O bem que eu quero fazer

Não estou sendo imitador de Paulo quando digo que o bem que eu quero fazer não faço (Romanos 7.19). A não ser que seja uma imitação involuntária, despercebida. Falta-me tempo. Competência. Disposição. Preferia imitá-lo em outras áreas, mas nessa não. Às vezes não sei mesmo conviver com a situação. E nem sei como "fazer" o bem que quero fazer. O pior é que às vezes até sei.

Em contrapartida o mal é fácil. Faço sem pestanejar. Sem titubear. É impressionante tamanha aptidão. O mau me procura, me visita, se aloja no coração. Molda a razão. Tem meu número, veste perfeito.

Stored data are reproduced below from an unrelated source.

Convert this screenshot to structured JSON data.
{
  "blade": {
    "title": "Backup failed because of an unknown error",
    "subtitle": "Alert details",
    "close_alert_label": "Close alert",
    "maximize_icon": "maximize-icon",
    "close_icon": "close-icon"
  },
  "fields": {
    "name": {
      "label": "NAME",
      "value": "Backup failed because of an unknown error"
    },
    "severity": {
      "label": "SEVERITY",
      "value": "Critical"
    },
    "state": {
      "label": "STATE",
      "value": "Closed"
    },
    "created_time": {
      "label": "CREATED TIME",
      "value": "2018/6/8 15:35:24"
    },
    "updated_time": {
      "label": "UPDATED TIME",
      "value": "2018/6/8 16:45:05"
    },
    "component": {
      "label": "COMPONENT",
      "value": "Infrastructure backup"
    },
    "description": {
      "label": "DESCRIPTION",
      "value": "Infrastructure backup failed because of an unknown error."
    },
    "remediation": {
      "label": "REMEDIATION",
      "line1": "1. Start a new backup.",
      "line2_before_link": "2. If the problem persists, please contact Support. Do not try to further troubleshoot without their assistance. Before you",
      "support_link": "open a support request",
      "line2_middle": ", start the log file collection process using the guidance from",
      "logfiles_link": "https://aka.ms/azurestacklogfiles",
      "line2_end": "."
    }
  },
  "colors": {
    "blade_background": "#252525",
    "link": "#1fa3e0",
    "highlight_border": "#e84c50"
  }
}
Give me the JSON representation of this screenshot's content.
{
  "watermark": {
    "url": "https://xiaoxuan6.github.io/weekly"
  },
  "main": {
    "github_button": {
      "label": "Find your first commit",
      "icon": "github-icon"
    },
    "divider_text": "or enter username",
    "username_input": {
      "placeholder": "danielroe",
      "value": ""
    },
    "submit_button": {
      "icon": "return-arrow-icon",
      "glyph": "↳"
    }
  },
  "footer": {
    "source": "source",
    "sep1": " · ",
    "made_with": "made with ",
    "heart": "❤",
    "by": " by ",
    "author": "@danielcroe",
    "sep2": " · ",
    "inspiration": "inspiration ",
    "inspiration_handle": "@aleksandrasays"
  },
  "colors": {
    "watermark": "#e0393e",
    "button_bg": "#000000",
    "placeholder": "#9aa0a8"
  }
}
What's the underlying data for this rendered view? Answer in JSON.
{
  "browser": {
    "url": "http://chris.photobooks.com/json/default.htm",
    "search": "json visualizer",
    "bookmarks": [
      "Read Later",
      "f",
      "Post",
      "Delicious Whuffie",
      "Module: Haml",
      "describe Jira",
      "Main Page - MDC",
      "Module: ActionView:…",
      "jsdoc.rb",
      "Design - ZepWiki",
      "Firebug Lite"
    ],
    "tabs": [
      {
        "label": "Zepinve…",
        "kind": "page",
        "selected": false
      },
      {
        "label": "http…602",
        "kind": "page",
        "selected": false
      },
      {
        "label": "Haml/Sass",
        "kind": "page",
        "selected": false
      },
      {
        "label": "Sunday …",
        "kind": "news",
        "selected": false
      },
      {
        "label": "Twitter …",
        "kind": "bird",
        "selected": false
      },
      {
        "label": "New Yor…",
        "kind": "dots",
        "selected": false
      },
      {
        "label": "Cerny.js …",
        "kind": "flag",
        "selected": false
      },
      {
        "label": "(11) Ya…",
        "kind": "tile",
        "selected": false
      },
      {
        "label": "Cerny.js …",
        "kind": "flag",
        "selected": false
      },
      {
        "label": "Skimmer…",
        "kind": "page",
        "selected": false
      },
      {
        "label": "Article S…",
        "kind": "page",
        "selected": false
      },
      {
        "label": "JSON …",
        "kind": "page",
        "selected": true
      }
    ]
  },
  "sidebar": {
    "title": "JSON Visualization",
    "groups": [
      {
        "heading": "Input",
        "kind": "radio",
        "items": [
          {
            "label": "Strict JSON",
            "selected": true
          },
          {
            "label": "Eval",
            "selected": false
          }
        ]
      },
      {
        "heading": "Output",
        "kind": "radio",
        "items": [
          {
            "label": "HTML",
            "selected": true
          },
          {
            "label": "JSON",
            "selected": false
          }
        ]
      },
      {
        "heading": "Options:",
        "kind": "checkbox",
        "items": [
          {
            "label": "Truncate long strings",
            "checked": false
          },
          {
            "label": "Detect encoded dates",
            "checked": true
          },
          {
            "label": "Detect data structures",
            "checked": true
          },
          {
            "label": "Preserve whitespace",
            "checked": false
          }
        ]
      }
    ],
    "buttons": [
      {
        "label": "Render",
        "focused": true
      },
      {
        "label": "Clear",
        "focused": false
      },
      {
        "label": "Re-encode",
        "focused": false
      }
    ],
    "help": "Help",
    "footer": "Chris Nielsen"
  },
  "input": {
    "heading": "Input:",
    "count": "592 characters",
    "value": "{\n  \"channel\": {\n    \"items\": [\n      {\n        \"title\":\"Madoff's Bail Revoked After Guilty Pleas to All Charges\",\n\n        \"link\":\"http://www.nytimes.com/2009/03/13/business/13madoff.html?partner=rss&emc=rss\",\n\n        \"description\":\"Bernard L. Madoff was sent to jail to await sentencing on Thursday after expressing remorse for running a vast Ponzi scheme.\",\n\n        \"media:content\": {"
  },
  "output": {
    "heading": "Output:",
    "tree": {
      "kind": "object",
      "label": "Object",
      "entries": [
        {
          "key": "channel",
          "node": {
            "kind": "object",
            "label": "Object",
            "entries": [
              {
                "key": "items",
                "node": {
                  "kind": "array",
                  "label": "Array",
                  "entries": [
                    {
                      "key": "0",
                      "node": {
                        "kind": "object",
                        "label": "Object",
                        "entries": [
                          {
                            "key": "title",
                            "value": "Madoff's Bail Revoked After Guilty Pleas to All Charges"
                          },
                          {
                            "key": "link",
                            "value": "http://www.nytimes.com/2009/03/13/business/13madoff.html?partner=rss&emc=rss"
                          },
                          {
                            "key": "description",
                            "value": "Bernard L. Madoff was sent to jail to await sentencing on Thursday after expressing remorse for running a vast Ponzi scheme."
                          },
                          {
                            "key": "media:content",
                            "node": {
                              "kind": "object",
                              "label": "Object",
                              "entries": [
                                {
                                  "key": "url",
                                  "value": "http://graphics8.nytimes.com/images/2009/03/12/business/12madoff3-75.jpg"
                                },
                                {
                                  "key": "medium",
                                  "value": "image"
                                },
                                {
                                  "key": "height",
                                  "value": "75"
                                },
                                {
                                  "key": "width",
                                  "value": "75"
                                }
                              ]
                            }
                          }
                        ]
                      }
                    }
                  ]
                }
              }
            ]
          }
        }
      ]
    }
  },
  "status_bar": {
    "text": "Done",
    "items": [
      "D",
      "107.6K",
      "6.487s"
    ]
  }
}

Está até na emoção.

Somos tão bem sucedidos em não fazer o bem quanto em fazer o mal. Para o mal há justificativa, desculpas: "Faço-o por que sou humano, produto do meio". Para o bem só há barreiras: "Não tenho tempo, sensibilidade, habilidade, dinheiro".

Fazer o bem é cansativo, despendicioso. É mais fácil fazê-lo quando ocioso. O mal não precisa de planejamento, funciona em qualquer lugar, em qualquer momento. Não sei se é questão de natureza ou de fraqueza.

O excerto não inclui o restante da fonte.